There is something so sorely dehumanizing about the terms "prisoner" and "inmate." When you attach one of those static words to a person, it’s easy to forget that there is a living, breathing human being, a soul-force with a family and feelings, behind those bars.
I, however, haven't forgotten. Because someone I love, a boy we will call Luke*, had that humanity stripped from him. He’s facing 25- to life in prison.
I'm not going to get into the "hows" or the "whys" or the "what happened" to Luke that made his current state his possible forever state. That's not what this story is about.
This is the story of an experience, an experience that is all too familiar to the forgotten sea of family and friends and lovers of those 2.2 million people.
I’ve known Luke my entire life. We grew up together. He became incarcerated just shy of three years ago, and through this nightmare, we've kept in touch, talking on the phone weekly and exchanging the occasional letter via snail mail.
This past Sunday, I decided to embark on a six-hour journey to visit him in prison. My significant other and I drove to a tiny nameless town so far north of Manhattan that it kisses the border of Canada.
As I peered out the passenger window, I was surprised to see a light snowfall dance out of the sky and fall on the windy country roads that lead to upstate New York. It was the first sign of snow my eyes had borne witness to this year, and I couldn’t help but notice how the purity of fresh, white snowflakes dramatically contrasted with the dark, palpable tension and fear in the car.
I wasn't afraid of prison itself. I was afraid of coming face-to-face with someone I love and accepting that this was his reality. I was afraid of not having the right words, of having to look him in the eye and tell him it was all going to be okay. Because it very well may not be.
Because no matter how intense of an experience this would be for me, I can always shake it off with a run or a cocktail or a nap. But Luke could never shake off this experience. This was his life now.
The correctional facility was tucked away at the end of a seemingly endless, winding road up on top of a grassy hill. It had silver barbed wire and cold cement with a lone crumbling sign. I stepped into the cold air and braced myself.
The underwire of my bra set off the metal detector, and I had to remove it, put on a stained white lab coat and hand it to the guard. Once he assured me it was fine, I put it back on and made my way with a group of 10 people to the visiting area.

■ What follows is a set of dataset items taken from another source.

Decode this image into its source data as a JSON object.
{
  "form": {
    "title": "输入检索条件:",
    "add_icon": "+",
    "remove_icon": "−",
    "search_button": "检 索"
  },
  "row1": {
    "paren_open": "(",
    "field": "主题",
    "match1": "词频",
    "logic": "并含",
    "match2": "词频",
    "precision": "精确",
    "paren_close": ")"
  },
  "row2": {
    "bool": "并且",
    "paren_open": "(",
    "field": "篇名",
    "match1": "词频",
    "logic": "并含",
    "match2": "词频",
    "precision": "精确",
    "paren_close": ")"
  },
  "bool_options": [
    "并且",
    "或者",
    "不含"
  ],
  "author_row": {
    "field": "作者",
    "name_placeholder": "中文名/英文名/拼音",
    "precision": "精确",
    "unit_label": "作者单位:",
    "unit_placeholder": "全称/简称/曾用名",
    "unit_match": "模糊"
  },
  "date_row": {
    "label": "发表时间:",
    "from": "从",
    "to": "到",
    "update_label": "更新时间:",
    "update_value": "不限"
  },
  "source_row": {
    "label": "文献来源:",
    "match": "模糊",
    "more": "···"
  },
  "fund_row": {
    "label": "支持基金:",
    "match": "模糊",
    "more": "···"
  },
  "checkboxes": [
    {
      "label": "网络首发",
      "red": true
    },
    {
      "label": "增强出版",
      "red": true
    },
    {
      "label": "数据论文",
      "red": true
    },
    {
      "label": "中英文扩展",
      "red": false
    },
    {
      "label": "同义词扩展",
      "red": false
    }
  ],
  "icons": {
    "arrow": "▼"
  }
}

It looked like a cafeteria in a low budget middle school, with children's drawings adorned on the paint crumbling walls, a slew of vending machines and a smattering of square cafeteria tables.
There was nothing scary or intimidating about the visiting area at all. If I shut my eyes and imagined different circumstances, I could have been at an airport.
There was a diverse group of people: rabbis, children, men and women of every single nationality embracing a person they love. There were partners intertwined, their eyes glistening. There were kids reunited with parents, parents reunited with their kids.
It was like the arrivals gate.
When I reunited with Luke, it was awkward for the first few moments. But then we eased into natural conversation.
We talked about everything -- love, sh*tty shows on TV, lifestyle -- and I could tell he wanted to get lost in my world, a world that’s connected to something more than the steel walls of prison.
So quickly were we immersed in conversation that we both forgot where we were. We were two 20-something Millennials who have known each other our entire lives, catching up and shooting the sh*t.
Before I knew it, the 3-pm escorts came, and it was time to say goodbye. And suddenly, the crushing truth of reality crystallized in my frame of vision: He was going back to prison, and I was going back to Manhattan.
The entire car ride home was spent in silence. I just kept thinking that could have been me. That could've been me. I could have been in the wrong place at the wrong time.
We’re so quick to look at those who are incarcerated as criminals. But each of the 2.2 million incarcerated "criminals" has a family and a former life. Each is a person. A human being.
It made me think about how many times I’ve almost crossed that elusive, thin red line that separates me from them.
What if I had taken that one extra pill at that party? What if I had decided to get in that car with that boy who had a pocket full of drugs? What if my parents hadn’t had the means to send me to private school to help me with my academic struggles and instead let me slip through the cracks in public school?
One thing could have led to another, which could have led to another, and I could have been one of those 2.2 million. I could have been rendered a nameless, faceless inmate. Like Luke.
It’s easy to feel removed from the prison system, especially as a white person, since blacks are incarcerated at a rate six times higher than whites.
But once you actually have a friend or family member or lover who gets caught up in the system, you see how much it strips people of their humanity, and you can't help but feel caught up in it, too.